If this opera features in everyone's top ten favourites, then the respective merits of some likely candidates for purchase should be discussed and shared on the internet.
I have never felt that this forty-year-old set shows its age in any way. It boasts the best recording producer (Walter Legge) and the best recording venue (Kingsway Hall, London) of their day. Conductor Giulini is scrupulously loyal to the score. Listen carefully, and you'll hear that distinctions between mezzo forte and forte are observed. There is, moreover, no playing for laughs here. Mozart's music and Da Ponte's libretto are allowed to speak for themselves. Access to the libretto is made even easier by the inclusion of a nice fat booklet with this 2 CD set, providing the original text with an English translation, and a synopsis in English, German and French. Access to the music is enhanced by excellent recording sound quality. The potential of stereophonic recording is successfully exploited also, helping us to hear, as it were, characters moving around on a stage - being locked in wardrobes, jumping out of windows, etc.
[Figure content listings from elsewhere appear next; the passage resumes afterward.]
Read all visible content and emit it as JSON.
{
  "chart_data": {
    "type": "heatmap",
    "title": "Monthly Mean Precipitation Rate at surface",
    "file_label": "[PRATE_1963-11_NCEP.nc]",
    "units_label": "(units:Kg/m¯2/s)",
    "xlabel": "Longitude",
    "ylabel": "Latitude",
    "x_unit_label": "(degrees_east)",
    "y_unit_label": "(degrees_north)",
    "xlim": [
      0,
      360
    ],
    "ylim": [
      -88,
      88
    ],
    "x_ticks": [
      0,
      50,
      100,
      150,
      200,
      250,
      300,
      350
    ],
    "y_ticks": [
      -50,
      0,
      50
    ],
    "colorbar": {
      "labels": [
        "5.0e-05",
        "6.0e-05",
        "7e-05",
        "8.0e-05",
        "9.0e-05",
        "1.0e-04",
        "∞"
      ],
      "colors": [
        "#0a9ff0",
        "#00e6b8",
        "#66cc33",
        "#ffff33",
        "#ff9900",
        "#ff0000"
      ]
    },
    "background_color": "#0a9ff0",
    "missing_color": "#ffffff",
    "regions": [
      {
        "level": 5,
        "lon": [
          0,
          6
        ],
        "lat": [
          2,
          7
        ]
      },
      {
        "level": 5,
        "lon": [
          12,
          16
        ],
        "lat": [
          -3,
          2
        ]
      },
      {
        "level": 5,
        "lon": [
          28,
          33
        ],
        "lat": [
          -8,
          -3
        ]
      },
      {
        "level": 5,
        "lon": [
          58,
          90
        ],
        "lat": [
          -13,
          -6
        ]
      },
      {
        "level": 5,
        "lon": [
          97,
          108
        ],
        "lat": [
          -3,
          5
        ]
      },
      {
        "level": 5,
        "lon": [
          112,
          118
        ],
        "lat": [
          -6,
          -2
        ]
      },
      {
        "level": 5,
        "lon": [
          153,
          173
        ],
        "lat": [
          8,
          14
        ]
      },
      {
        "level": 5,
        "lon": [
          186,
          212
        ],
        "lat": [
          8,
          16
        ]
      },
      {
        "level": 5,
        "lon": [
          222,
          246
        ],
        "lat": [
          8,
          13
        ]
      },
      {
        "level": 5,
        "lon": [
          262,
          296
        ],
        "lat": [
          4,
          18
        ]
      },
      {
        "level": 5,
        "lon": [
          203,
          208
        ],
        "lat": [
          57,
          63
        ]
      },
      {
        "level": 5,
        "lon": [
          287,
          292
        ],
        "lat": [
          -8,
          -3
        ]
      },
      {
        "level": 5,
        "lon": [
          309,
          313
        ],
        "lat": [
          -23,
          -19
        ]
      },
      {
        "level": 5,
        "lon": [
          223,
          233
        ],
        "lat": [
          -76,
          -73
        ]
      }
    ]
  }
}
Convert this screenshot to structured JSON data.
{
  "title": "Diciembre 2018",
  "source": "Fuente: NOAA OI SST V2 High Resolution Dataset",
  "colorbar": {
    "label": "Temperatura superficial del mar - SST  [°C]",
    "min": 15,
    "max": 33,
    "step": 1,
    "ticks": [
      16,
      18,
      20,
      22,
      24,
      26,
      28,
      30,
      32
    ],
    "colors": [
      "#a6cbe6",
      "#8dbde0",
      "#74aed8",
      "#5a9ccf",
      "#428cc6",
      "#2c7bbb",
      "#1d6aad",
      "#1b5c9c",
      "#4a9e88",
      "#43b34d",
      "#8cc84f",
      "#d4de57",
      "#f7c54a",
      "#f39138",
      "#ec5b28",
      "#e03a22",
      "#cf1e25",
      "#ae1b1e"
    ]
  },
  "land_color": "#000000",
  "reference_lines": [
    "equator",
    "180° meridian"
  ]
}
Enshrined in this recording are at least two immortal performances. Elisabeth Schwarzkopf's countess is vocally and histrionically ideal. Giuseppe Taddei's Figaro is the other stand out performance here - even if he opts for a higher alternative C at the end of his Act 1 aria, instead of the one Mozart wrote. Anna Moffo provides a lovely "Deh vieni non tardar" in the last act, singing with even legato without too much portamento. It seems unwise to nominate stand out performances here, however. Rarely has an opera recording been so well cast.
All of which, I hope, suggests that this is a "Figaro" that will provide unconditional and repeated enjoyment. It is also a bargain "Figaro". By omitting 2 of the 29 numbers Mozart provided for the original Vienna production - unimportant Act 4 arias for Bartolo and Marcellina - everything else fits perfectly onto just 2 CDs.